To read the article on the Mayors Monarch Pledge proclamation click, HERE.

To find out more information about the pledge click, HERE.

Need plants and to get your garden certified as a monarch waystation? 

  • Has general information about how to get your garden certified as well as resources for plants.
  • Local nurseries in the area often carry milkweed and a variety of pollinator plants.
  • Cincinnati Zoo Pollinator program, HERE.  

How can you get involved?

  • Residents can help the monarchs by creating their own garden in their backyard or by volunteering for planting days and maintenance in City parks.
  • Keep Covington Beautiful has a program called Adopt-a-Spot. Residents can register a spot which can be something they create or something already existing. They adopt the spot as their own and maintain it by checking on it once a week.
  • Volunteer Opportunities-This spring the city is planting 3 gardens in parks throughout the city that need volunteers for maintenance. 
    • For more information on when the plantings occur and how to help contact the recreation office at 859-292-2151.

Butterfly Gardens of Covington:

Goebel Park:

This pollinator garden was designed and installed in the spring of 2015 by Melissa Lucas of the NKY Sierra Club with assistance from other members, friends and family.  With no budget, the original plants were divisions from participants’ gardens and plants acquired at garden club plant swaps. We received Monarch Way Station designation in September 2015.

Later additions and improvements were made possible with support from Keep Covington Beautiful, Make Goebel Great, Sierra Club State and local groups and the Covington Parks and Recreation.

Today the garden includes more than 30 species of pollinator friendly perennials, shrubs and grasses including three types of milkweed -which are needed to feed monarch babies (caterpillars).

The garden is maintained on a biweekly schedule with enthusiastic volunteers from the Sierra club, Covington and surrounding communities. All are welcome to visit or come garden with us on the first and third Saturdays each month.  Extra garden plants are often available for volunteers.

Randolph Park:


This garden was installed in spring of 2019 as part of the Great American Cleanup event at Randolph Park. The plant material for the garden was funded by the Urban Forestry Department and the educational signage for the garden was funded through a Kentucky Waterways Alliance grant. The garden was designed by Werbrichs landscaping. The community event was put on by Keep Covington Beautiful, Center for Great Neighborhoods, and the City. A lot of the volunteers came from Delta as well as Redden Gardens. For more information about this event click, HERE.

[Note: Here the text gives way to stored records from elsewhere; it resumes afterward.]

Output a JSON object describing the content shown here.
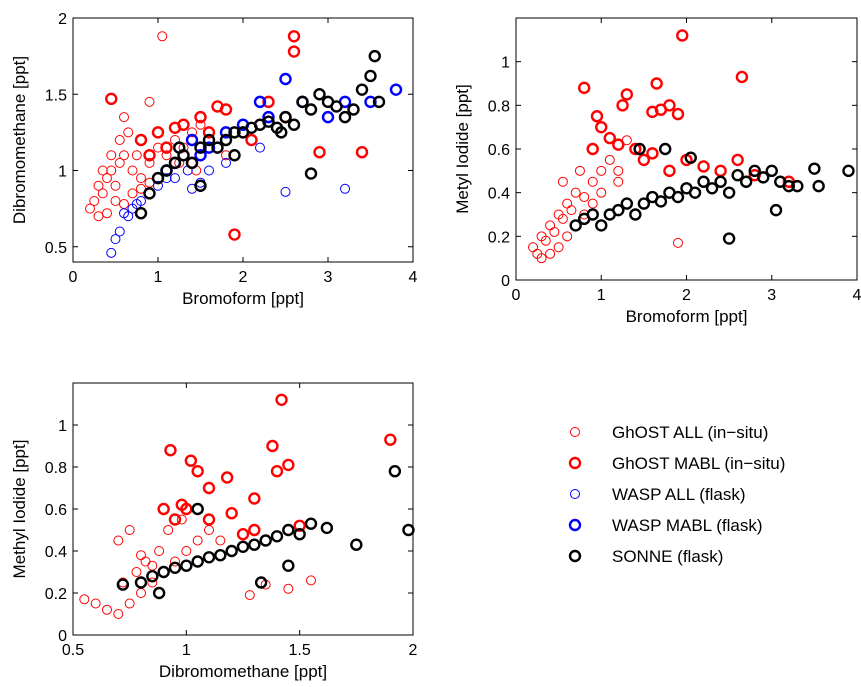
{
  "colors": {
    "ghost_all": "#ff0000",
    "ghost_mabl": "#ff0000",
    "wasp_all": "#0000ff",
    "wasp_mabl": "#0000ff",
    "sonne": "#000000"
  },
  "legend": {
    "placement": "bottom-right",
    "entries": [
      {
        "key": "ghost_all",
        "label": "GhOST ALL (in−situ)",
        "style": "thin"
      },
      {
        "key": "ghost_mabl",
        "label": "GhOST MABL (in−situ)",
        "style": "thick"
      },
      {
        "key": "wasp_all",
        "label": "WASP ALL (flask)",
        "style": "thin"
      },
      {
        "key": "wasp_mabl",
        "label": "WASP MABL (flask)",
        "style": "thick"
      },
      {
        "key": "sonne",
        "label": "SONNE (flask)",
        "style": "thick"
      }
    ]
  },
  "chart_data": [
    {
      "type": "scatter",
      "xlabel": "Bromoform [ppt]",
      "ylabel": "Dibromomethane [ppt]",
      "xlim": [
        0,
        4
      ],
      "ylim": [
        0.4,
        2
      ],
      "xticks": [
        "0",
        "1",
        "2",
        "3",
        "4"
      ],
      "xtick_values": [
        0,
        1,
        2,
        3,
        4
      ],
      "yticks": [
        "0.5",
        "1",
        "1.5",
        "2"
      ],
      "ytick_values": [
        0.5,
        1,
        1.5,
        2
      ],
      "series": [
        {
          "key": "ghost_all",
          "name": "GhOST ALL (in−situ)",
          "x": [
            0.2,
            0.25,
            0.3,
            0.35,
            0.4,
            0.45,
            0.5,
            0.55,
            0.6,
            0.7,
            0.75,
            0.8,
            0.9,
            1.0,
            1.1,
            1.2,
            1.3,
            1.4,
            1.5,
            1.6,
            0.3,
            0.4,
            0.5,
            0.6,
            0.7,
            0.8,
            0.9,
            1.0,
            0.55,
            0.65,
            1.05,
            0.9,
            1.7,
            1.8,
            2.0,
            0.35,
            0.45,
            0.6,
            1.25,
            1.45
          ],
          "y": [
            0.75,
            0.8,
            0.9,
            0.85,
            0.95,
            1.0,
            0.9,
            1.05,
            1.1,
            1.0,
            1.1,
            0.95,
            1.05,
            1.15,
            1.1,
            1.2,
            1.15,
            1.25,
            1.3,
            1.2,
            0.7,
            0.72,
            0.8,
            0.78,
            0.85,
            0.88,
            0.92,
            0.95,
            1.2,
            1.25,
            1.88,
            1.45,
            1.15,
            1.1,
            1.25,
            1.0,
            1.1,
            1.35,
            1.05,
            1.0
          ]
        },
        {
          "key": "ghost_mabl",
          "name": "GhOST MABL (in−situ)",
          "x": [
            2.6,
            2.6,
            0.45,
            0.8,
            1.0,
            1.2,
            1.3,
            1.5,
            1.7,
            1.8,
            1.9,
            2.1,
            2.3,
            2.5,
            2.9,
            3.4,
            0.9,
            1.1,
            1.4,
            1.6
          ],
          "y": [
            1.88,
            1.78,
            1.47,
            1.2,
            1.25,
            1.28,
            1.3,
            1.35,
            1.42,
            1.4,
            0.58,
            1.2,
            1.45,
            1.35,
            1.12,
            1.12,
            1.1,
            1.15,
            1.05,
            1.25
          ]
        },
        {
          "key": "wasp_all",
          "name": "WASP ALL (flask)",
          "x": [
            0.45,
            0.5,
            0.55,
            0.6,
            0.7,
            0.8,
            0.9,
            1.0,
            1.2,
            1.35,
            1.5,
            1.8,
            2.2,
            2.5,
            3.2,
            0.65,
            0.75,
            1.1,
            1.4,
            1.6
          ],
          "y": [
            0.46,
            0.55,
            0.6,
            0.72,
            0.75,
            0.8,
            0.85,
            0.9,
            0.95,
            1.0,
            0.92,
            1.05,
            1.15,
            0.86,
            0.88,
            0.7,
            0.78,
            0.95,
            0.88,
            1.0
          ]
        },
        {
          "key": "wasp_mabl",
          "name": "WASP MABL (flask)",
          "x": [
            1.2,
            1.4,
            1.6,
            1.8,
            2.0,
            2.2,
            2.3,
            2.5,
            2.7,
            3.0,
            3.2,
            3.5,
            3.8,
            1.1,
            1.5
          ],
          "y": [
            1.05,
            1.2,
            1.15,
            1.25,
            1.3,
            1.45,
            1.35,
            1.6,
            1.45,
            1.35,
            1.45,
            1.45,
            1.53,
            1.0,
            1.1
          ]
        },
        {
          "key": "sonne",
          "name": "SONNE (flask)",
          "x": [
            0.8,
            0.9,
            1.0,
            1.1,
            1.2,
            1.3,
            1.4,
            1.5,
            1.6,
            1.7,
            1.8,
            1.9,
            2.0,
            2.1,
            2.2,
            2.3,
            2.4,
            2.5,
            2.6,
            2.7,
            2.8,
            2.9,
            3.0,
            3.1,
            3.2,
            3.3,
            3.4,
            3.5,
            3.55,
            3.6,
            2.8,
            1.5,
            1.25,
            1.9,
            2.45
          ],
          "y": [
            0.72,
            0.85,
            0.95,
            1.0,
            1.05,
            1.1,
            1.05,
            1.15,
            1.2,
            1.15,
            1.2,
            1.25,
            1.25,
            1.28,
            1.3,
            1.32,
            1.28,
            1.35,
            1.3,
            1.45,
            1.4,
            1.5,
            1.45,
            1.42,
            1.35,
            1.4,
            1.53,
            1.62,
            1.75,
            1.45,
            0.98,
            0.9,
            1.15,
            1.1,
            1.25
          ]
        }
      ]
    },
    {
      "type": "scatter",
      "xlabel": "Bromoform [ppt]",
      "ylabel": "Metyl Iodide [ppt]",
      "xlim": [
        0,
        4
      ],
      "ylim": [
        0,
        1.2
      ],
      "xticks": [
        "0",
        "1",
        "2",
        "3",
        "4"
      ],
      "xtick_values": [
        0,
        1,
        2,
        3,
        4
      ],
      "yticks": [
        "0",
        "0.2",
        "0.4",
        "0.6",
        "0.8",
        "1"
      ],
      "ytick_values": [
        0,
        0.2,
        0.4,
        0.6,
        0.8,
        1
      ],
      "series": [
        {
          "key": "ghost_all",
          "name": "GhOST ALL (in−situ)",
          "x": [
            0.2,
            0.25,
            0.3,
            0.35,
            0.4,
            0.45,
            0.5,
            0.55,
            0.6,
            0.65,
            0.7,
            0.8,
            0.9,
            1.0,
            1.1,
            1.2,
            0.3,
            0.4,
            0.5,
            0.6,
            0.7,
            0.8,
            0.9,
            1.0,
            1.3,
            1.4,
            1.2,
            1.9,
            0.55,
            0.75
          ],
          "y": [
            0.15,
            0.12,
            0.2,
            0.18,
            0.25,
            0.22,
            0.3,
            0.28,
            0.35,
            0.32,
            0.4,
            0.38,
            0.45,
            0.5,
            0.55,
            0.5,
            0.1,
            0.12,
            0.15,
            0.2,
            0.25,
            0.3,
            0.35,
            0.4,
            0.64,
            0.6,
            0.45,
            0.17,
            0.45,
            0.5
          ]
        },
        {
          "key": "ghost_mabl",
          "name": "GhOST MABL (in−situ)",
          "x": [
            1.95,
            2.65,
            1.65,
            1.7,
            1.8,
            1.9,
            1.6,
            0.8,
            1.25,
            0.95,
            1.0,
            1.1,
            1.2,
            1.4,
            1.5,
            1.6,
            1.8,
            2.0,
            2.2,
            2.4,
            2.6,
            2.8,
            3.2,
            1.3,
            0.9
          ],
          "y": [
            1.12,
            0.93,
            0.9,
            0.78,
            0.8,
            0.76,
            0.77,
            0.88,
            0.8,
            0.75,
            0.7,
            0.65,
            0.62,
            0.6,
            0.55,
            0.58,
            0.5,
            0.55,
            0.52,
            0.5,
            0.55,
            0.48,
            0.45,
            0.85,
            0.6
          ]
        },
        {
          "key": "sonne",
          "name": "SONNE (flask)",
          "x": [
            0.7,
            0.8,
            0.9,
            1.0,
            1.1,
            1.2,
            1.3,
            1.4,
            1.5,
            1.6,
            1.7,
            1.8,
            1.9,
            2.0,
            2.1,
            2.2,
            2.3,
            2.4,
            2.5,
            2.6,
            2.7,
            2.8,
            2.9,
            3.0,
            3.1,
            3.2,
            3.3,
            3.5,
            3.55,
            3.9,
            2.5,
            3.05,
            1.45,
            1.75,
            2.05
          ],
          "y": [
            0.25,
            0.28,
            0.3,
            0.25,
            0.3,
            0.32,
            0.35,
            0.3,
            0.35,
            0.38,
            0.36,
            0.4,
            0.38,
            0.42,
            0.4,
            0.45,
            0.42,
            0.45,
            0.4,
            0.48,
            0.45,
            0.5,
            0.47,
            0.5,
            0.45,
            0.43,
            0.43,
            0.51,
            0.43,
            0.5,
            0.19,
            0.32,
            0.6,
            0.6,
            0.56
          ]
        }
      ]
    },
    {
      "type": "scatter",
      "xlabel": "Dibromomethane [ppt]",
      "ylabel": "Methyl Iodide [ppt]",
      "xlim": [
        0.5,
        2
      ],
      "ylim": [
        0,
        1.2
      ],
      "xticks": [
        "0.5",
        "1",
        "1.5",
        "2"
      ],
      "xtick_values": [
        0.5,
        1,
        1.5,
        2
      ],
      "yticks": [
        "0",
        "0.2",
        "0.4",
        "0.6",
        "0.8",
        "1"
      ],
      "ytick_values": [
        0,
        0.2,
        0.4,
        0.6,
        0.8,
        1
      ],
      "series": [
        {
          "key": "ghost_all",
          "name": "GhOST ALL (in−situ)",
          "x": [
            0.55,
            0.6,
            0.65,
            0.7,
            0.75,
            0.8,
            0.85,
            0.9,
            0.95,
            1.0,
            1.05,
            1.1,
            1.15,
            1.2,
            0.72,
            0.78,
            0.82,
            0.88,
            0.92,
            0.98,
            1.28,
            1.35,
            1.45,
            1.55,
            0.7,
            0.75,
            0.8,
            0.85
          ],
          "y": [
            0.17,
            0.15,
            0.12,
            0.1,
            0.15,
            0.2,
            0.25,
            0.3,
            0.35,
            0.4,
            0.45,
            0.5,
            0.45,
            0.4,
            0.25,
            0.3,
            0.35,
            0.4,
            0.5,
            0.55,
            0.19,
            0.24,
            0.22,
            0.26,
            0.45,
            0.5,
            0.38,
            0.33
          ]
        },
        {
          "key": "ghost_mabl",
          "name": "GhOST MABL (in−situ)",
          "x": [
            1.42,
            1.9,
            0.93,
            1.02,
            1.05,
            1.1,
            1.18,
            1.3,
            1.38,
            1.4,
            1.45,
            0.9,
            0.95,
            1.0,
            1.1,
            1.2,
            1.3,
            1.5,
            0.98,
            1.25
          ],
          "y": [
            1.12,
            0.93,
            0.88,
            0.83,
            0.78,
            0.7,
            0.75,
            0.65,
            0.9,
            0.78,
            0.81,
            0.6,
            0.55,
            0.6,
            0.55,
            0.58,
            0.5,
            0.52,
            0.62,
            0.48
          ]
        },
        {
          "key": "sonne",
          "name": "SONNE (flask)",
          "x": [
            0.72,
            0.8,
            0.85,
            0.9,
            0.95,
            1.0,
            1.05,
            1.1,
            1.15,
            1.2,
            1.25,
            1.3,
            1.35,
            1.4,
            1.45,
            1.5,
            1.55,
            1.62,
            1.75,
            1.92,
            1.98,
            0.88,
            1.05,
            1.33,
            1.45
          ],
          "y": [
            0.24,
            0.25,
            0.28,
            0.3,
            0.32,
            0.33,
            0.35,
            0.37,
            0.38,
            0.4,
            0.42,
            0.43,
            0.45,
            0.47,
            0.5,
            0.48,
            0.53,
            0.51,
            0.43,
            0.78,
            0.5,
            0.2,
            0.6,
            0.25,
            0.33
          ]
        }
      ]
    }
  ]
}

The garden has over 300 native pollinator friendly plants. Over 50 milkweed plants of 2 types can be found in the garden to help the monarch butterfly. Ongoing maintenance will be carried out by volunteers on a once a month basis.

Hands Pike Park:


This garden was installed in the spring of 2019 with the help of some community volunteers and the City’s’ Monarch Coalition. The plant material was funded by the Urban Forestry Department and the educational signage was funded by a Kentucky Waterways Alliance grant. The garden was designed by Werbrichs landscaping.

The garden has over 80 native pollinator friendly plants and 2 kinds of milkweed to help the monarch butterfly. Ongoing maintenance is done once a month with the help of volunteers.

Devou Park Gardens

These gardens have been in the making since the first one was built in 2013. Since then Devous’ monarch gardens have grown to a total of 9 acres. With 4 prairies and one garden bed Devou hosts the most pollinator habit in the city. The prairies provide a wide variety of ecosystem benefits that help not only the monarch but a range of animals

Detention Basins:

These gardens were created in the spring of 2016 in partnership with SD1. With a total of 2 acres of pollinator habitat the detention basins offer a wide range of ecosystem services. Including reducing flood impacts, providing a home for native pollinators, and a home for bats. The basin located at 19th and Benton also has educational signage from the Kentucky Waterways Alliance grant that will be used to teach local elementary students about the importance of greenspaces such as this detention basin.